In cardiovascular and metabolic conditions, Proteus has a panel of 15 digital medicines that can be prescribed to named patients in the United States, prepared and delivered via specialty pharmacy services. Health systems in the US have entered into master service agreements to use the digital medicines, focusing on high-risk patients who are failing drug therapy. Proteus has conducted several clinical studies demonstrating the clinical and economic benefits of using digital medicines to improve outcomes in these patients, including a successful randomized control trial in patients with uncontrolled hypertension and type 2 diabetes (J Med Internet Res 2017;19(7):e246).

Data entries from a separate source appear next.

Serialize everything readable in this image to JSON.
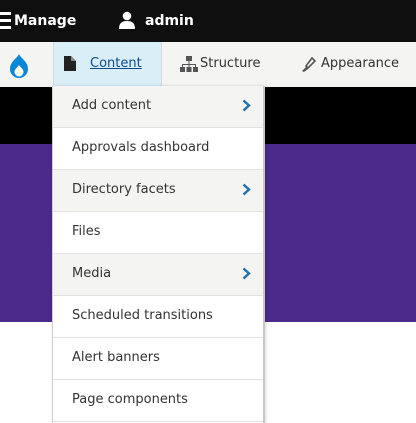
{
  "topbar": {
    "manage_label": "Manage",
    "user_label": "admin"
  },
  "tray": {
    "items": [
      {
        "label": "Content",
        "icon": "file-icon",
        "active": true
      },
      {
        "label": "Structure",
        "icon": "sitemap-icon",
        "active": false
      },
      {
        "label": "Appearance",
        "icon": "paintbrush-icon",
        "active": false
      }
    ]
  },
  "content_menu": {
    "items": [
      {
        "label": "Add content",
        "has_submenu": true
      },
      {
        "label": "Approvals dashboard",
        "has_submenu": false
      },
      {
        "label": "Directory facets",
        "has_submenu": true
      },
      {
        "label": "Files",
        "has_submenu": false
      },
      {
        "label": "Media",
        "has_submenu": true
      },
      {
        "label": "Scheduled transitions",
        "has_submenu": false
      },
      {
        "label": "Alert banners",
        "has_submenu": false
      },
      {
        "label": "Page components",
        "has_submenu": false
      }
    ]
  },
  "colors": {
    "topbar": "#0f0f0f",
    "tray_background": "#f4f4f2",
    "active_tab": "#d9eef6",
    "link": "#0b4b92",
    "drupal_blue": "#0a86d6",
    "chevron": "#1f6fb5",
    "page_purple": "#4b2a8c"
  }
}
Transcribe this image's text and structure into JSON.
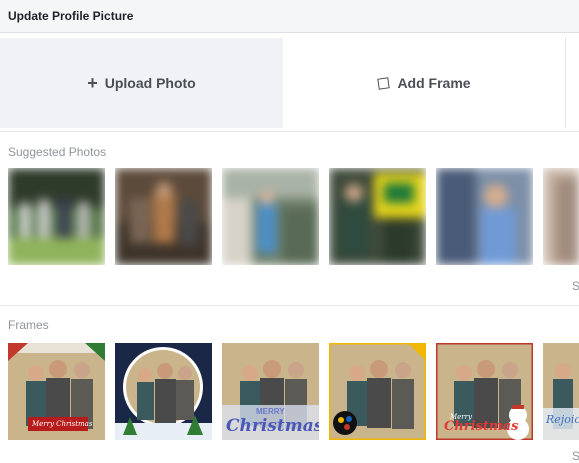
{
  "header": {
    "title": "Update Profile Picture"
  },
  "actions": {
    "upload_label": "Upload Photo",
    "frame_label": "Add Frame"
  },
  "suggested": {
    "label": "Suggested Photos",
    "see_more": "S",
    "items": [
      {
        "icon": "photo-1"
      },
      {
        "icon": "photo-2"
      },
      {
        "icon": "photo-3"
      },
      {
        "icon": "photo-4"
      },
      {
        "icon": "photo-5"
      },
      {
        "icon": "photo-6"
      }
    ]
  },
  "frames": {
    "label": "Frames",
    "items": [
      {
        "name": "merry-christmas-banner",
        "text": "Merry Christmas"
      },
      {
        "name": "snow-globe",
        "text": ""
      },
      {
        "name": "merry-christmas-blue",
        "text_top": "MERRY",
        "text": "Christmas"
      },
      {
        "name": "steelers",
        "text": ""
      },
      {
        "name": "merry-christmas-snowman",
        "text_top": "Merry",
        "text": "Christmas"
      },
      {
        "name": "rejoice-partial",
        "text": "Rejoice"
      }
    ]
  },
  "colors": {
    "header_bg": "#f5f6f7",
    "upload_bg": "#f0f2f5",
    "muted_text": "#90949c",
    "button_text": "#4b4f56"
  }
}
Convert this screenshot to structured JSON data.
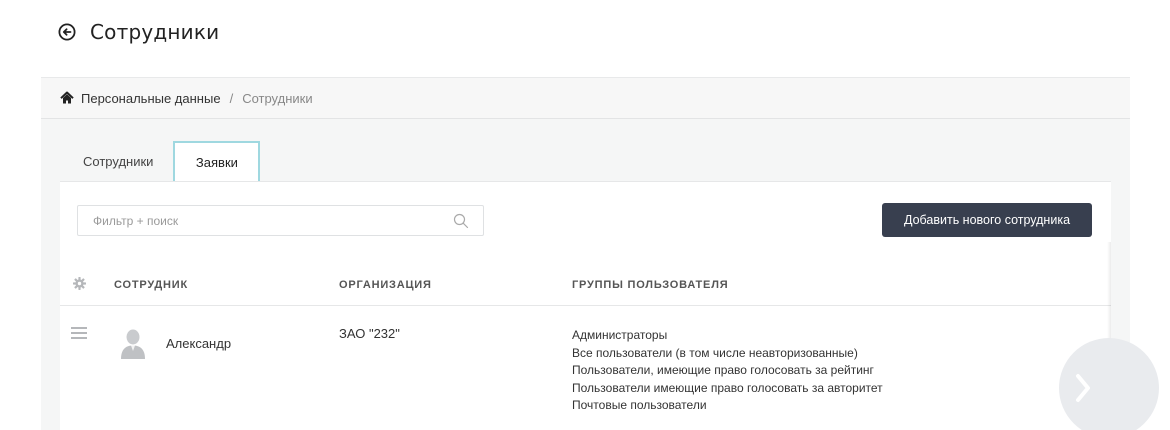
{
  "header": {
    "title": "Сотрудники"
  },
  "breadcrumb": {
    "home": "Персональные данные",
    "separator": "/",
    "current": "Сотрудники"
  },
  "tabs": [
    {
      "label": "Сотрудники",
      "active": false
    },
    {
      "label": "Заявки",
      "active": true
    }
  ],
  "search": {
    "placeholder": "Фильтр + поиск",
    "value": ""
  },
  "toolbar": {
    "add_label": "Добавить нового сотрудника"
  },
  "table": {
    "columns": [
      "СОТРУДНИК",
      "ОРГАНИЗАЦИЯ",
      "ГРУППЫ ПОЛЬЗОВАТЕЛЯ"
    ],
    "rows": [
      {
        "name": "Александр",
        "organization": "ЗАО \"232\"",
        "groups": [
          "Администраторы",
          "Все пользователи (в том числе неавторизованные)",
          "Пользователи, имеющие право голосовать за рейтинг",
          "Пользователи имеющие право голосовать за авторитет",
          "Почтовые пользователи"
        ]
      }
    ]
  },
  "colors": {
    "button": "#383f4f",
    "tab_border": "#9fd8e0",
    "panel": "#f5f6f6"
  },
  "icons": [
    "back-arrow-icon",
    "home-icon",
    "search-icon",
    "gear-icon",
    "drag-handle-icon",
    "user-avatar-icon",
    "chevron-right-icon"
  ]
}
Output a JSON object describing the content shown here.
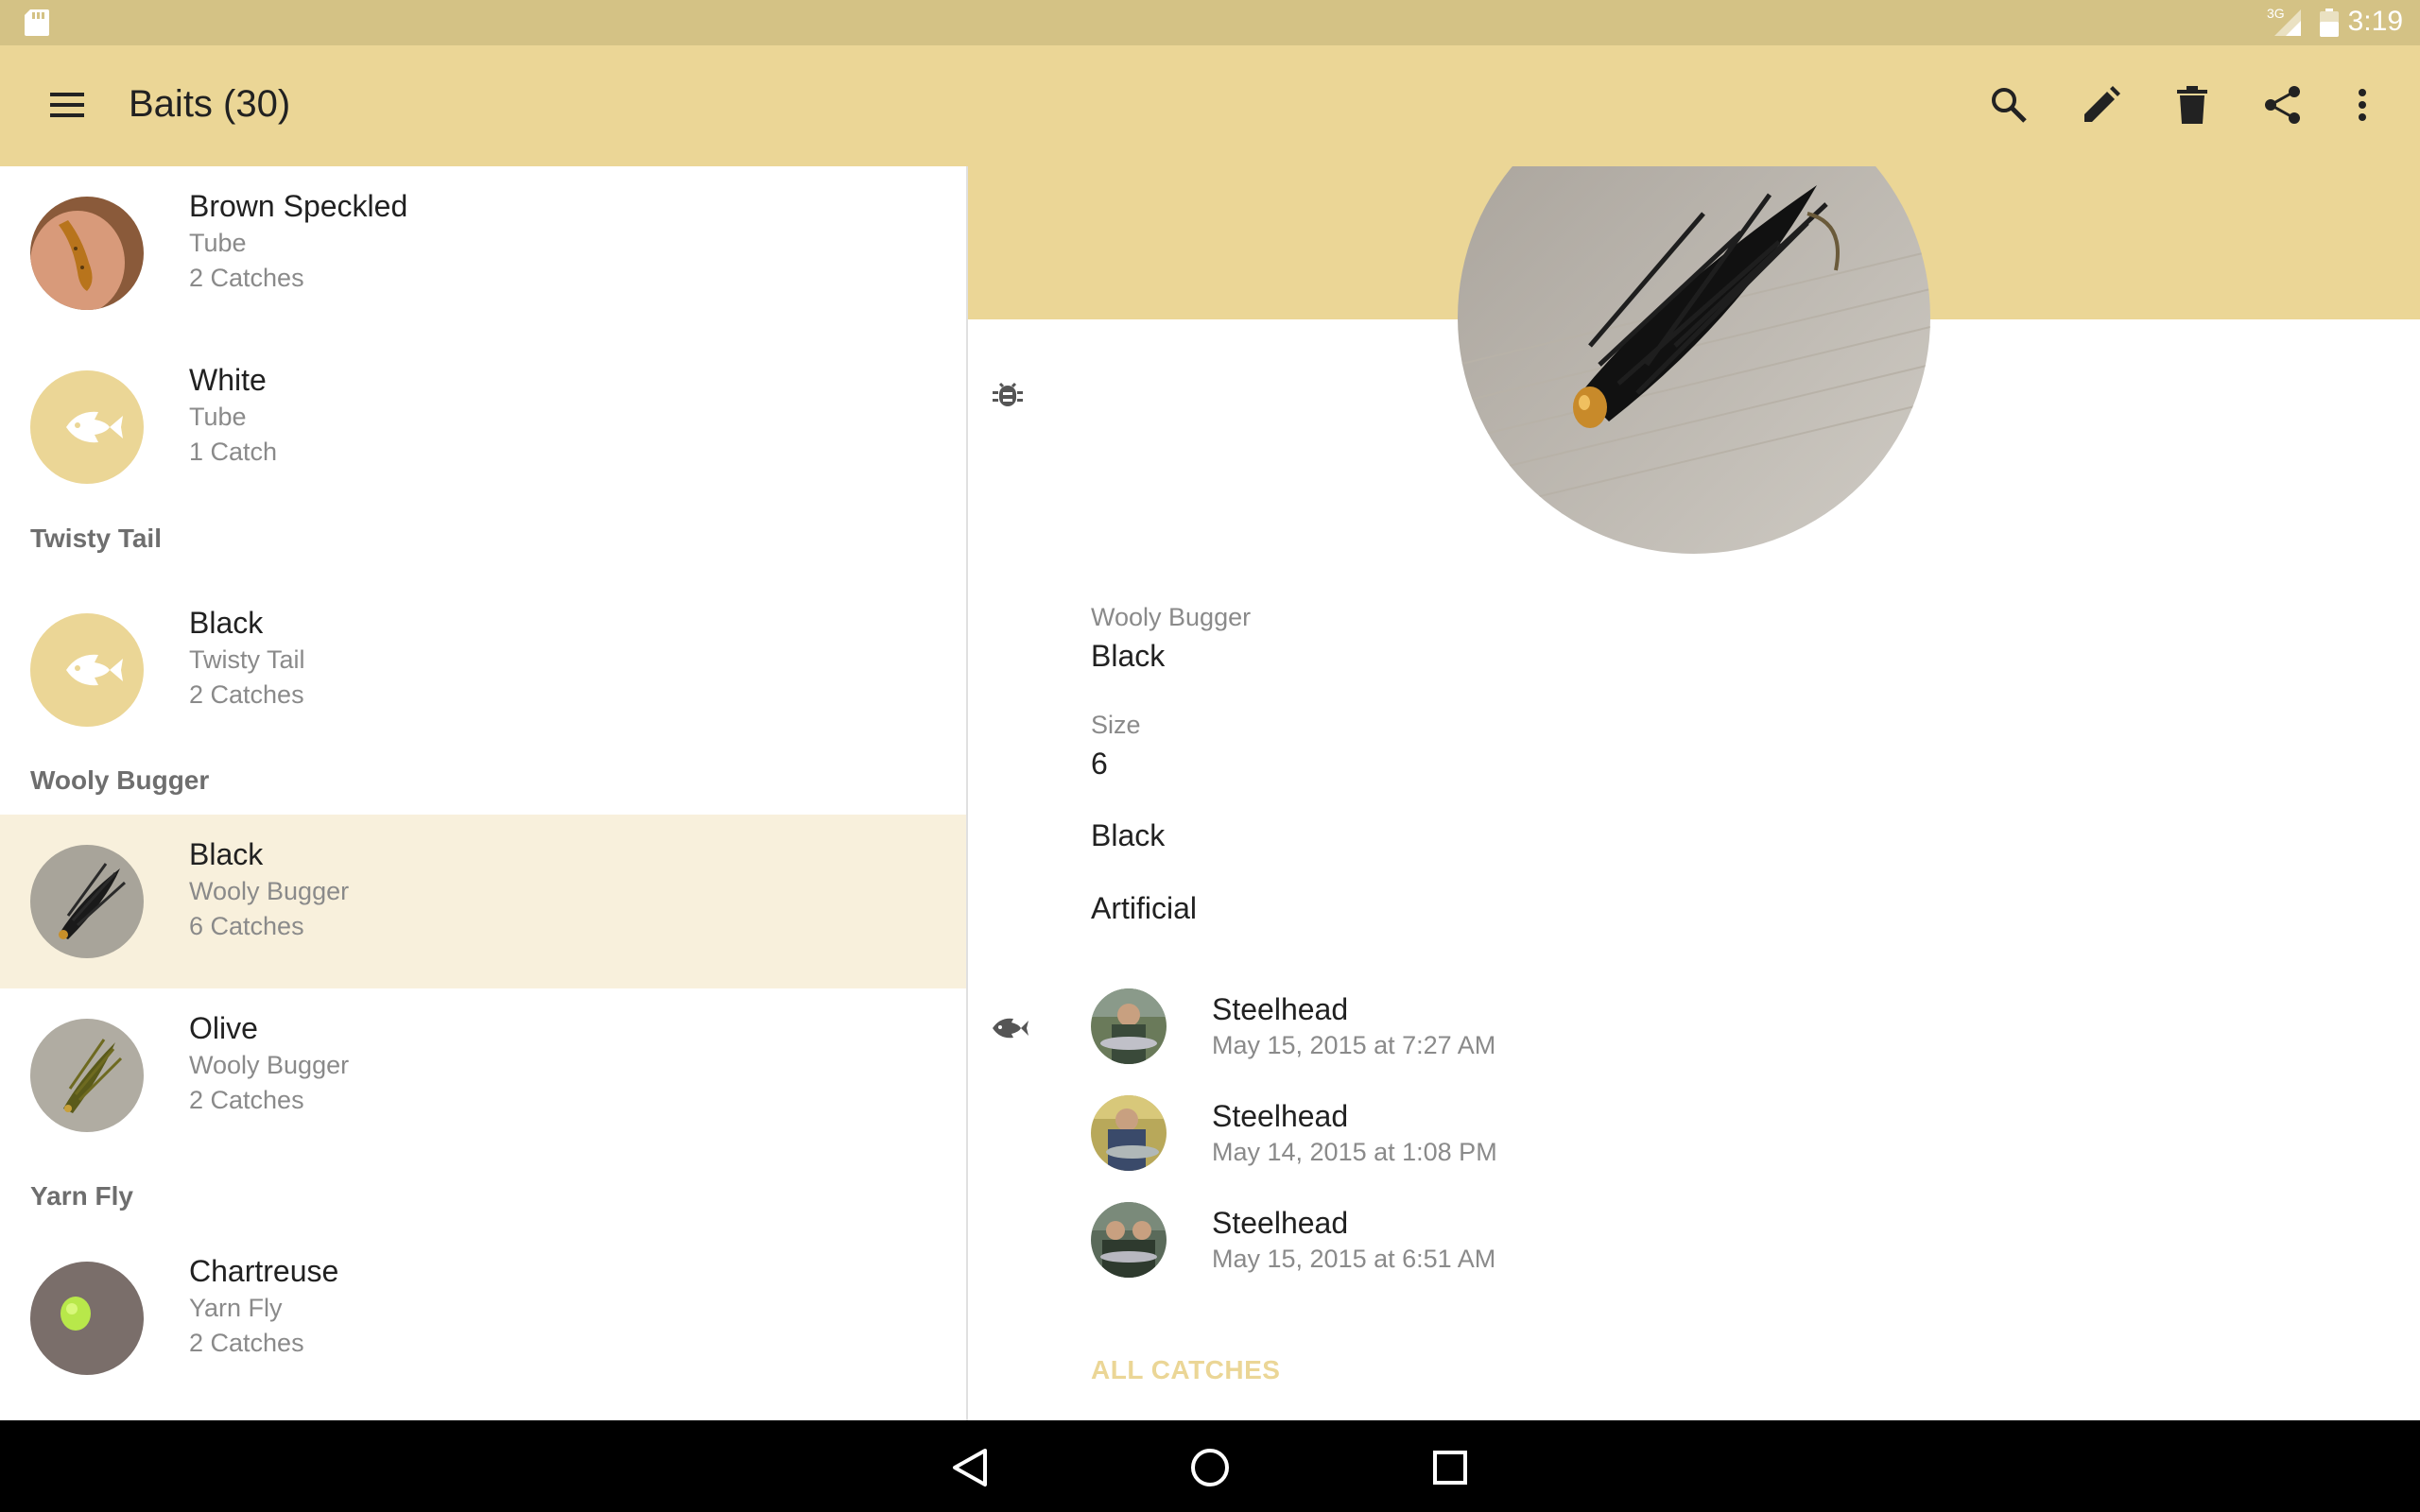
{
  "status_bar": {
    "time": "3:19",
    "network": "3G"
  },
  "toolbar": {
    "title": "Baits (30)"
  },
  "list": {
    "rows": [
      {
        "name": "Brown Speckled",
        "type": "Tube",
        "catches": "2 Catches"
      },
      {
        "name": "White",
        "type": "Tube",
        "catches": "1 Catch"
      },
      {
        "name": "Black",
        "type": "Twisty Tail",
        "catches": "2 Catches"
      },
      {
        "name": "Black",
        "type": "Wooly Bugger",
        "catches": "6 Catches"
      },
      {
        "name": "Olive",
        "type": "Wooly Bugger",
        "catches": "2 Catches"
      },
      {
        "name": "Chartreuse",
        "type": "Yarn Fly",
        "catches": "2 Catches"
      }
    ],
    "headers": [
      "Twisty Tail",
      "Wooly Bugger",
      "Yarn Fly"
    ]
  },
  "detail": {
    "category": "Wooly Bugger",
    "name": "Black",
    "size_label": "Size",
    "size_value": "6",
    "color": "Black",
    "bait_type": "Artificial",
    "catches": [
      {
        "species": "Steelhead",
        "date": "May 15, 2015 at 7:27 AM"
      },
      {
        "species": "Steelhead",
        "date": "May 14, 2015 at 1:08 PM"
      },
      {
        "species": "Steelhead",
        "date": "May 15, 2015 at 6:51 AM"
      }
    ],
    "all_catches_label": "ALL CATCHES"
  },
  "colors": {
    "status_bar": "#d4c285",
    "toolbar": "#ebd696",
    "accent": "#ebd696",
    "selected_row": "#f8f0dc"
  }
}
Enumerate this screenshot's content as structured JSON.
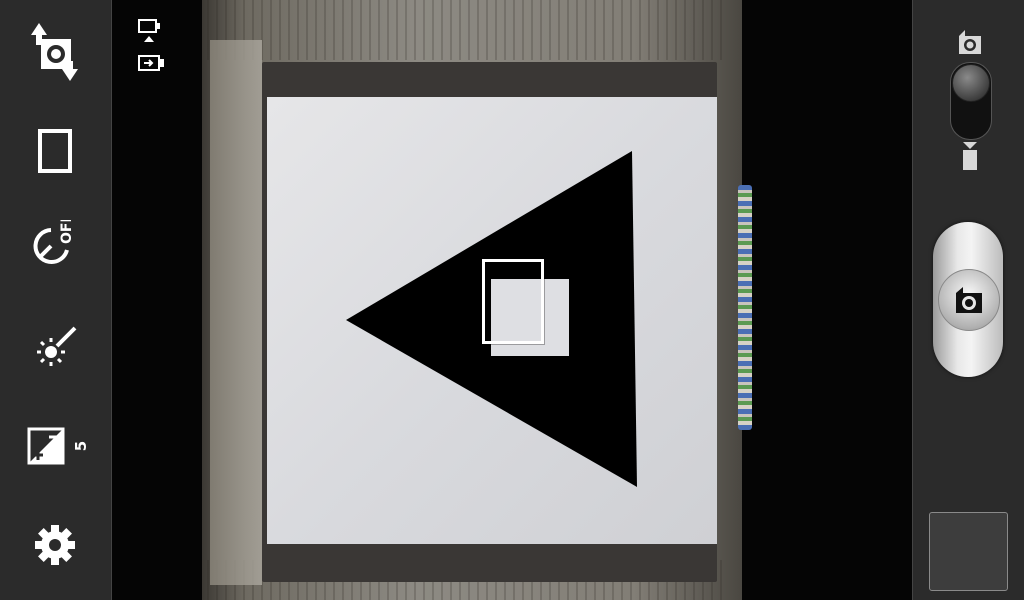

In infectious disease, the company has seven digital medicines that are being used in clinical studies to treat patients with TB, hepatitis C and HIV. These programs are designed to demonstrate that digital medicines effectively support expanded access to curative or life-sustaining drug therapies, ensuring excellent medication adherence with high levels of patient autonomy and satisfaction. UC San Diego TB researcher, Dr. Sara Browne, recently completed a randomized control trial comparing digital medicines-enabled Wirelessly Observed Therapy (WOT) to Directly Observed Therapy (DOT), finding that WOT detected 54% more doses than DOT while freeing patients from onerous direct observation requirements.
Proteus is developing a portfolio of digital medicines to help cancer patients. These DigiMeds include oral oncology agents that require complex dosing, as well as drugs intended to help alleviate side effects, including opioid analgesics. An advisor in this initiative is Dr. Linda Sutton, an Associate Professor of Medicine at the Duke University School of Medicine.
“Proteus technology has the potential to improve the quality of cancer care and make the work of cancer treatment teams timelier, more precise and more effective,” said Dr. Sutton, in the press release. “The explosion of therapeutic options with new drugs, as well as new molecular and genetic tests, has made oncology care increasingly complicated. We need the ability to support patient use of drugs in the right dose, on the right schedule, and ensure that these powerful medications are working as intended. There is so much uncertainty when prescribing oral oncolytics today. We send patients out of the clinic with prescriptions to fill and take at home, and oncology teams are challenged to guide patients through their treatment remotely. With digital oral chemotherapy drugs, the patient’s oncologist will know with certainty when the patient took his or her chemo. That puts the oncologist in a better position to determine if subsequent problems are related to disease progression or drug toxicity, and better able to assess drug efficacy.”